South African President Cyril Ramaphosa could not have made a more poignant observation when he stated that his crime-ridden country is currently fighting two serious pandemics – the coronavirus and gender-based violence.
And statistics showing that a woman gets murdered every three hours and raped every 15 seconds are enough of crime reports to inform the president to reach the conclusion that South Africa was indeed under siege by two pandemics.
The saddest part of the murders and rape crimes was that they were committed by mainly men the victims knew very well as husbands, boyfriends or lovers, and that the crime scenes were usually in the perpetrators’ homes, public places or prisons, according to the police.
Right now a sugarcane field in the south coast of KwaZulu/Natal Province has become the latest murder scene after the bodies of five women were dumped there in the past few weeks.
Police Minister Bheki Cele said his officers had arrested two men who will appear in court on Monday for the crimes.
“We are glad to say we have picked up some people and we believe those people are the right people. They will be appearing in court on Monday and they are local people,” Cele said without giving further details on Saturday.

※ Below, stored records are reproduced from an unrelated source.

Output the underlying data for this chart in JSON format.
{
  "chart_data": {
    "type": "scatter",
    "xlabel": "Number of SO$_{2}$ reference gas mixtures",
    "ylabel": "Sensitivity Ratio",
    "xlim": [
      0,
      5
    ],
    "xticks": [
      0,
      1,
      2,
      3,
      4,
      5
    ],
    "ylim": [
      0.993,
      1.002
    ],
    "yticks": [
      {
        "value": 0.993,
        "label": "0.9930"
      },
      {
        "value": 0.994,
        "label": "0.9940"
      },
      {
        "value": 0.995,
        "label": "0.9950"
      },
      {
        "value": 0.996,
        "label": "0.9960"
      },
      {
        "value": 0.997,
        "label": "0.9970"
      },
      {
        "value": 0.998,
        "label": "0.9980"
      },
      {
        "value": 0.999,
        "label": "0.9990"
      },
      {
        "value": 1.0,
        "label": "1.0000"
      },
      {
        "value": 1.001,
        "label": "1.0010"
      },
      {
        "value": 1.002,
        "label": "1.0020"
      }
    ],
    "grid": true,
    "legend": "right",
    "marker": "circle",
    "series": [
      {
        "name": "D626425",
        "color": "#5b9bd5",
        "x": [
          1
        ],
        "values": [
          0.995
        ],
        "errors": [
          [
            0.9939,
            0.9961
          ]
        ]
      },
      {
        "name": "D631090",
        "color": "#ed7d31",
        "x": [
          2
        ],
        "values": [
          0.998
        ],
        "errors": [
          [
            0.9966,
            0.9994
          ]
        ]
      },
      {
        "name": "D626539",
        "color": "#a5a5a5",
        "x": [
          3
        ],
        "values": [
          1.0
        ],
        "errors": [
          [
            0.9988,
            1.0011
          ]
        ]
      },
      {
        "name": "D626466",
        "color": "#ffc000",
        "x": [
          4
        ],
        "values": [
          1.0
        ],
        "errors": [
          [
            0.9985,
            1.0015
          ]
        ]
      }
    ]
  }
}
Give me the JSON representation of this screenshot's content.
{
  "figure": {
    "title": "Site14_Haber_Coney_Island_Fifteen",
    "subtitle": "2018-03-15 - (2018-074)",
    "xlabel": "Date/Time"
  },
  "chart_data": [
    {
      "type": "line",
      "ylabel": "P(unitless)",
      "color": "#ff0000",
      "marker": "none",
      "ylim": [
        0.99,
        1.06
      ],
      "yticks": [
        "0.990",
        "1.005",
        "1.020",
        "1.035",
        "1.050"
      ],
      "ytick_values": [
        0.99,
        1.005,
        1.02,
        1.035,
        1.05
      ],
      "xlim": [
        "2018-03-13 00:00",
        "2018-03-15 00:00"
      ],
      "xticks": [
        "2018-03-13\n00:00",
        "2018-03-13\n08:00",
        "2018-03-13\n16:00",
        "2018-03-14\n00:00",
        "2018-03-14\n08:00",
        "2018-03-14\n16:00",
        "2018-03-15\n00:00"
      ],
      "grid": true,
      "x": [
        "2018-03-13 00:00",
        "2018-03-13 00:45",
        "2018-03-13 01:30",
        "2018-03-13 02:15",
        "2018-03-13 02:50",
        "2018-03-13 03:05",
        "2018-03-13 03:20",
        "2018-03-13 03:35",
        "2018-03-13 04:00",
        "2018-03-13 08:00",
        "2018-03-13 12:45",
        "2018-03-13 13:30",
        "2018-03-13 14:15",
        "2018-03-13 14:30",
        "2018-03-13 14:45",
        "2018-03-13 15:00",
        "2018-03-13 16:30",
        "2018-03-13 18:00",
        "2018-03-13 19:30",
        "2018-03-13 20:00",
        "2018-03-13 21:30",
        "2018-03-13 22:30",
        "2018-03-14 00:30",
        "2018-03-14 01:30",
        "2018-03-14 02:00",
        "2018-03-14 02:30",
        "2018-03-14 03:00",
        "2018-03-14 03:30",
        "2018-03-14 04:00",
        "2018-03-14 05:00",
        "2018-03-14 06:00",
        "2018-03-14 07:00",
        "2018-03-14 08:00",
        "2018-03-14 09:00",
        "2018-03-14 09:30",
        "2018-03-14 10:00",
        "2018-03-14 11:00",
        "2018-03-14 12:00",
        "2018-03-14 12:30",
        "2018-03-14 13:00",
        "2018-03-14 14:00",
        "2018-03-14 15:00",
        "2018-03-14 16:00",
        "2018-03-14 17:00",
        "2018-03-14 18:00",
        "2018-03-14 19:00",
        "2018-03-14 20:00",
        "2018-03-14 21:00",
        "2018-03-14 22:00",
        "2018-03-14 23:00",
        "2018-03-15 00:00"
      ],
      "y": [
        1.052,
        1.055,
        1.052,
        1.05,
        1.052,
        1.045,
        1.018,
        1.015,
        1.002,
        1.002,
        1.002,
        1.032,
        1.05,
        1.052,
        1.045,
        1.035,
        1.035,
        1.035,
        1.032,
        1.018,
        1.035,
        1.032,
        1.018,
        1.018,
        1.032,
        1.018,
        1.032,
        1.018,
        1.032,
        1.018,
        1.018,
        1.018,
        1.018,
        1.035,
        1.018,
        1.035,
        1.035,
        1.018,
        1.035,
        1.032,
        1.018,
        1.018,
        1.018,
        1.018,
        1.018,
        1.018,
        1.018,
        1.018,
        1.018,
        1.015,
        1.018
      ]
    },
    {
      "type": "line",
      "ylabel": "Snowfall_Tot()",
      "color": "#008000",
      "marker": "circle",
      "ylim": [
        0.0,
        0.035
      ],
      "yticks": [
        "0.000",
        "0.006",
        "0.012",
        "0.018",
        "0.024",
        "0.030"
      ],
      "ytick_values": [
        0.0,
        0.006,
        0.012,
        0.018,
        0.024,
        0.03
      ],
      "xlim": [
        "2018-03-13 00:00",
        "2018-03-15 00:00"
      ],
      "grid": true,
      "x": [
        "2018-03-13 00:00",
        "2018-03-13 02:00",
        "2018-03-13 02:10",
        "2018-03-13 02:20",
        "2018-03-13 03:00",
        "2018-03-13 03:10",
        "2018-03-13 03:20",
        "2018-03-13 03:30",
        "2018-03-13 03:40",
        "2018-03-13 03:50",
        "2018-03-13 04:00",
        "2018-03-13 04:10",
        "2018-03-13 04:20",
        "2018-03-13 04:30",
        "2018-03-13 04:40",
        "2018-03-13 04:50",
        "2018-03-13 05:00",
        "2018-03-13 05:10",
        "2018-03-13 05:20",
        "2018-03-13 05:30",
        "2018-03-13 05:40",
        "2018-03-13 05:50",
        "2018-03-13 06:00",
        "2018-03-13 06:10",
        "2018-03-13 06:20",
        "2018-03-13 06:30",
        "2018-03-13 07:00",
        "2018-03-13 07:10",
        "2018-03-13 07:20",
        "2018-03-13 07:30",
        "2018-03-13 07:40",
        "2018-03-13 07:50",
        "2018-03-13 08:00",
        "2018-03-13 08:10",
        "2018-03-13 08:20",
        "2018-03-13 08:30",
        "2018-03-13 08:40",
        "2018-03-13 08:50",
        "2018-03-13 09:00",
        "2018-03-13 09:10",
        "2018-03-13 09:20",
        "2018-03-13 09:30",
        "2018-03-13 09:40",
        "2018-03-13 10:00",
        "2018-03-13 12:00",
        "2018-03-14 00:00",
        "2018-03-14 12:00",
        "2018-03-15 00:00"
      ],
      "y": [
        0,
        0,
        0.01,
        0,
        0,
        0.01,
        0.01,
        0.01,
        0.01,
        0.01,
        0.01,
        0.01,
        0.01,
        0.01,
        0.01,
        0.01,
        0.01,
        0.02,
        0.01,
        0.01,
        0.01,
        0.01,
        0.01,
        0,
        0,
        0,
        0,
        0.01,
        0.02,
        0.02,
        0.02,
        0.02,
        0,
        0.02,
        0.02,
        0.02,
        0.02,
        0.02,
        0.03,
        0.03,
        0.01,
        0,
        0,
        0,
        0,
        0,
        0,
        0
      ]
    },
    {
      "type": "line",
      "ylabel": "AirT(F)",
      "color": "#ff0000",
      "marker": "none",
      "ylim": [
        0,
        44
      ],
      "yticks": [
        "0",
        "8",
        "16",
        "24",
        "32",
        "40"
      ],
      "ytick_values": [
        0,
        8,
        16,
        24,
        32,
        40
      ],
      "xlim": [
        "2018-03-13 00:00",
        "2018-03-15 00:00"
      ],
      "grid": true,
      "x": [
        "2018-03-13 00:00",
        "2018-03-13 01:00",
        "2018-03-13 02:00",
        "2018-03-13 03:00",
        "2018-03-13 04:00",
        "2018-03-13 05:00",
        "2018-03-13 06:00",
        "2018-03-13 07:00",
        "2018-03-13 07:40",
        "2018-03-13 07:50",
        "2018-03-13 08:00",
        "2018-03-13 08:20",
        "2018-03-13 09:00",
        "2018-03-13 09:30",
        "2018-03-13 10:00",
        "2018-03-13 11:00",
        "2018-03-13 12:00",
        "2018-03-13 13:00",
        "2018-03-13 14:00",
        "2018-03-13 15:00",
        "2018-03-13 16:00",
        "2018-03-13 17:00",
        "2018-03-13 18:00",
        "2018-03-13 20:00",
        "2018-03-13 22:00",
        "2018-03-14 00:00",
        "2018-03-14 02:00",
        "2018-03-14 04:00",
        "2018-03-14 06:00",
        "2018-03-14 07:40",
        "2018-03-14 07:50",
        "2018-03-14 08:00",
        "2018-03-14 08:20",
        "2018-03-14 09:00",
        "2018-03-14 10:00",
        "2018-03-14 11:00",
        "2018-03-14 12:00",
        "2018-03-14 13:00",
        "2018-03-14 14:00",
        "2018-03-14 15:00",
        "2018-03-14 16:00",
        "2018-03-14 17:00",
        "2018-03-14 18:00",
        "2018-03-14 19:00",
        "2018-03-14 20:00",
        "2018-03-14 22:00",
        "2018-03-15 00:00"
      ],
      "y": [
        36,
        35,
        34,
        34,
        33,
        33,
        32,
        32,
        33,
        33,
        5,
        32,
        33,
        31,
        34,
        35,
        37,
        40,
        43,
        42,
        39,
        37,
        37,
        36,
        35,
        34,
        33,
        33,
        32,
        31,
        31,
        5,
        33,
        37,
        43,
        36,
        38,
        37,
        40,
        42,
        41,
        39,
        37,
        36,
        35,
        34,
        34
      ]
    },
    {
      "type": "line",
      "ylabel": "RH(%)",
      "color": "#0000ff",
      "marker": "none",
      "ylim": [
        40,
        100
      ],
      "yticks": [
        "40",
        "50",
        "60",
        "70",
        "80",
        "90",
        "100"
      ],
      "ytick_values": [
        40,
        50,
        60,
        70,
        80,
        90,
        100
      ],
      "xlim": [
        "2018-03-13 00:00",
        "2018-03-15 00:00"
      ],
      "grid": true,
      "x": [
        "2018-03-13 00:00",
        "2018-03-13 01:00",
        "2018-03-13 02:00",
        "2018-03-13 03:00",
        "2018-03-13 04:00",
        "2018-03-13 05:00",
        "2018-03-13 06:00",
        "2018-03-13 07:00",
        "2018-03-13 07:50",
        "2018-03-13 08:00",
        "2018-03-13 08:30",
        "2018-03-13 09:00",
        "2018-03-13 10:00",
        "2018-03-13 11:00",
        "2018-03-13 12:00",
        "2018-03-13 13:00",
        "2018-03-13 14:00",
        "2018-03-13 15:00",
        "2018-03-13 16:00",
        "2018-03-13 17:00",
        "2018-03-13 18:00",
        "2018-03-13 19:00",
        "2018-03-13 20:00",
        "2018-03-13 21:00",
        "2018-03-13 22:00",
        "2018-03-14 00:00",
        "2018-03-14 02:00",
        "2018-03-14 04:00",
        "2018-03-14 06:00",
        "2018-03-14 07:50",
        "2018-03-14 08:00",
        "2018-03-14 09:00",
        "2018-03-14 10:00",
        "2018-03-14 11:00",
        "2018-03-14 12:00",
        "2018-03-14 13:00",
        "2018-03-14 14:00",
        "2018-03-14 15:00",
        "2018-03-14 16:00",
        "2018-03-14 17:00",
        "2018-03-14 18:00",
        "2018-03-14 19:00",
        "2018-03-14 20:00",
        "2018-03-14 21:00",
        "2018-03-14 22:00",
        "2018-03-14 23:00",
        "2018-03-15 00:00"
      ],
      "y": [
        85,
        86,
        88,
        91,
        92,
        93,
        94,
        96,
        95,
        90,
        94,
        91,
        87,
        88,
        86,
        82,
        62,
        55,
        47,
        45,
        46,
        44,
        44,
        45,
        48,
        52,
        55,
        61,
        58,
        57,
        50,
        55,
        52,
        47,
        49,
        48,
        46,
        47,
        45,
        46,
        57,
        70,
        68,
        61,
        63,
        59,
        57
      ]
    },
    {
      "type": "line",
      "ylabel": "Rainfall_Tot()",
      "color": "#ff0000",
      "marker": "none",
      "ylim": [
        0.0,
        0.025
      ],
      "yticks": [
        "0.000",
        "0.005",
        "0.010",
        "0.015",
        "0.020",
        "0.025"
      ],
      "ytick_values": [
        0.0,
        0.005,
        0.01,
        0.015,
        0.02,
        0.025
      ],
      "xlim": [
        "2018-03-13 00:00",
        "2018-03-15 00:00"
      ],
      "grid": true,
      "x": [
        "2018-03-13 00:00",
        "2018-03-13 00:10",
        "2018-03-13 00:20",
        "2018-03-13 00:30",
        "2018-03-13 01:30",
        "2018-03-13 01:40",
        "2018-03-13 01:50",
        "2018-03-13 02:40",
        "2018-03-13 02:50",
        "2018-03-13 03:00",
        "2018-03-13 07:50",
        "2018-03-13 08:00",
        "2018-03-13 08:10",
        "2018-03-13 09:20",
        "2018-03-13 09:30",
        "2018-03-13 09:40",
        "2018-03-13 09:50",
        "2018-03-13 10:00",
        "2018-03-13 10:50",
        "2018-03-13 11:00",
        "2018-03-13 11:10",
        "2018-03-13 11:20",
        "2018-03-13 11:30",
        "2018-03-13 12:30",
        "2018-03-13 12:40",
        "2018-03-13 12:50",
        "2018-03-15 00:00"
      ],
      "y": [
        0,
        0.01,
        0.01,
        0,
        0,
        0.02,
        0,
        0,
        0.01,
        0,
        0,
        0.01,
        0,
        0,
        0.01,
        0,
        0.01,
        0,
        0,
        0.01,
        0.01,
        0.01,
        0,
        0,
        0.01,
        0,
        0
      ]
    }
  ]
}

Such serial killings are not new in South Africa, whose notoriously violent culture observers have attributed to its centuries of subjugation under the murderous apartheid system of racial segregation, a period when the lives of black people were considered to be less than that of whites according to the supremacist doctrine of European settlers.
The transition to black majority rule and an end to apartheid atrocities, however, seem to have done little to end this negative culture as crime and the coronavirus seems to have teamed up to continue wreaking havoc on the 57 million people of the Rainbow Nation.
Ramaphosa, addressing men who are the main culprits in committing the highest percentage of the murderous and GBV acts, urged them to take the lead in the fight against the country’s gender based violence during his Women’s Day speech days ago.
Apart from femicide, children have also been targeted in the GBV pandemic – infants as young as six months have fallen victim to sexual assault in South Africa, police statistics show.
While plans are in place to provide support for victims of GBV, the country needed to work together to stop, not only the Covid-19 pandemic, but femicide and infanticide as well, the president said in his appeal to the nation as it marked this year’s Women’s Day.
This is the occasion that started 56 years ago on 9 August when the country’s women in their thousands marched to the seat of government in Pretoria to protest the apartheid government’s harsh laws.
In his Women’s Day virtual speech, Ramaphosa noted that South Africa was in the grip of two pandemics — the coronavirus pandemic and the scourge of gender-based violence and femicide.
He said: “We can no longer as a nation ignore the deafening cries of women and children for protection, for help and for justice.
“It has been eleven months since I addressed a joint sitting of Parliament to announce an Emergency Response Action Plan to combat gender-based violence and femicide.
“Since then we have taken concrete actions to provide greater support and care to survivors of gender-based violence.
“We have increased the number of shelters and care centres for survivors and improved the capacity of our police to deal with crimes of gender-based violence.”
Ramaphosa added: “We have made important progress in reforming our laws to give greater protection to survivors of domestic and sexual violence.
“Now we also have a National Strategic Plan which, among other things, aims to promote women’s economic inclusion.”
The president stated that one of the most important ways to reduce the vulnerability of women to gender-based violence was to enable them to become financially independent.
“With the launch of Generation Equality and with the implementation of the National Strategic Plan we have a unique opportunity to refashion our society and the lives of the women of South Africa,” he said.
The president also said the speeding up the process of giving land to women would help empower them.
“We will ensure that our own land reform process favours all historically disadvantaged people – including women – in getting land and the means to farm it,” he said.
According to Ramaphosa, “of the R75-million in Covid-19 relief earmarked for farming input vouchers, 53-percent of the beneficiaries will be rural women.
“We must ensure that women subsistence and small-scale farmers continue to receive support beyond the lockdown.”
Minister Cele, however, said the lockdown had, ironically, reduced the number of GBV violence under the Level 3 lockdown, but this was temporary should the restrictions be lifted as some sectors of society have been demanding.
Meanwhile, the state of disaster law empowering the country to reinforce the lockdown restrictions will end on Saturday (15 August).